For if that were to be predetermined, and if we were always punished for doing wrong and always rewarded for doing good, what virtue would there be in doing good? If we knew we would always be rewarded for doing good and punished for doing wrong, we would have to be masochists, stupid or both, not to do good all the time.
And these questions are pertinent now in particular as we stand just two weeks away from the seasons of Days of Awe. For repentance has to be based on the premise that we do have free will. Without that there would be no purpose to Rosh Hashanah and Yom Kippur. Free will implies that we can look at our past and decide about some different direction in our life.
That’s why I dislike the word ‘repentance.’ It suggests feeling regret for things we have done is somehow sufficient. And regret is, of course, part of the process. But the Hebrew ‘teshuvah,’ badly translated as ‘repentance’ really means ‘turning’ or ‘returning.’ It’s not a single act, but a process, a gradual turning away from one path and resolving to follow another. As Adin Steinsaltz puts it, teshuvah is “the potential for something else.” (Machzor p736)
My old school chum, Lord Jonathan Sacks, tells how he once went to see the last Lubavitch Rebbe. In the midst of the conversation he said “in the situation in which I find myself….” At which point Sacks says the Rebbe interrupted him, “nobody finds themselves in a situation. We put ourselves in it.” In other words, things don’t just happen to us. We are not simply passive participants nor zombie-like marionettes, simply reacting to what goes on around us.
Nor, of course, re we totally free agents. We live in a context with others whom we must take into account.

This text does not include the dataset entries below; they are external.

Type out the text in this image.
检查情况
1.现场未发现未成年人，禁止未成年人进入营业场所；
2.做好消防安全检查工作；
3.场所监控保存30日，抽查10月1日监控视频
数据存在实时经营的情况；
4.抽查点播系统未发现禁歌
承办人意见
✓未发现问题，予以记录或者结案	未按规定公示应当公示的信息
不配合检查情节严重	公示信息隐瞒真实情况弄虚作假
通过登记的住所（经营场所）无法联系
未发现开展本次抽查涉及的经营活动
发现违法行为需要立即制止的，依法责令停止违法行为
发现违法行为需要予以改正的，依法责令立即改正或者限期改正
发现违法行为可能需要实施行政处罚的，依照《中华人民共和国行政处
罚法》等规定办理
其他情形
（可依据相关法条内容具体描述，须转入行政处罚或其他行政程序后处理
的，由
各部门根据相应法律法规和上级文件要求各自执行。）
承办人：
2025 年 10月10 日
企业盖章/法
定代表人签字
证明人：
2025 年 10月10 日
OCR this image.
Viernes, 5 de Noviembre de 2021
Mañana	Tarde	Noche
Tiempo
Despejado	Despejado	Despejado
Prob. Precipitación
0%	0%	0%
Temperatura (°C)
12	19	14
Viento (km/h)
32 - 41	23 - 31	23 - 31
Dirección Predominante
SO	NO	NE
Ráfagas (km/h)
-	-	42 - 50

There are all sorts of constraints on our behaviour. But that’s far from saying all is predetermined.
Writing in the 12thC, Maimonides connected his discussion of free will with that of repentance. We all have free will, he argued. Which path we follow in life is up to us and we shouldn’t believe what many ignorant people believe – that “God desires that a person from their birth should be either righteous or wicked.” (Mishneh Torah, Hilchot Teshuvah 5.1-2.)
At the end of the day, we don’t, of course, know what the extent of our free will is. But we have to live by a sort of unprovable operating principle – namely, that we do have free will and can make choices in our lives. To live by any other, equally unprovable operating principle, seems to be worse still. And that was one of the verses in our Torah reading: one generation will not be held accountable for the wrongdoings of another (Deuteronomy 24:16.)
The Days of Awe are not, in essence, about eliminating sin (however we understand that word) from our lives. That will only happen when there has been some inner renewal of ourselves as individuals, some redirection of our lives, casting off the shackles of habit and conditioning – the predetermination we impose on ourselves. As human beings, we are “torn between evil and ethic, between apathy and ideal, between inertia and desire for improvement.” (Irving Greenberg, The Jewish Way, Summit Books, New York 1988) p211.
Many forces in our lives say that to us that human beings cannot change – we are what we are. This coming season gives out a different message – what we are is only a station on the line not the final terminus. We do have freewill and can use it as an instrument for change in our lives.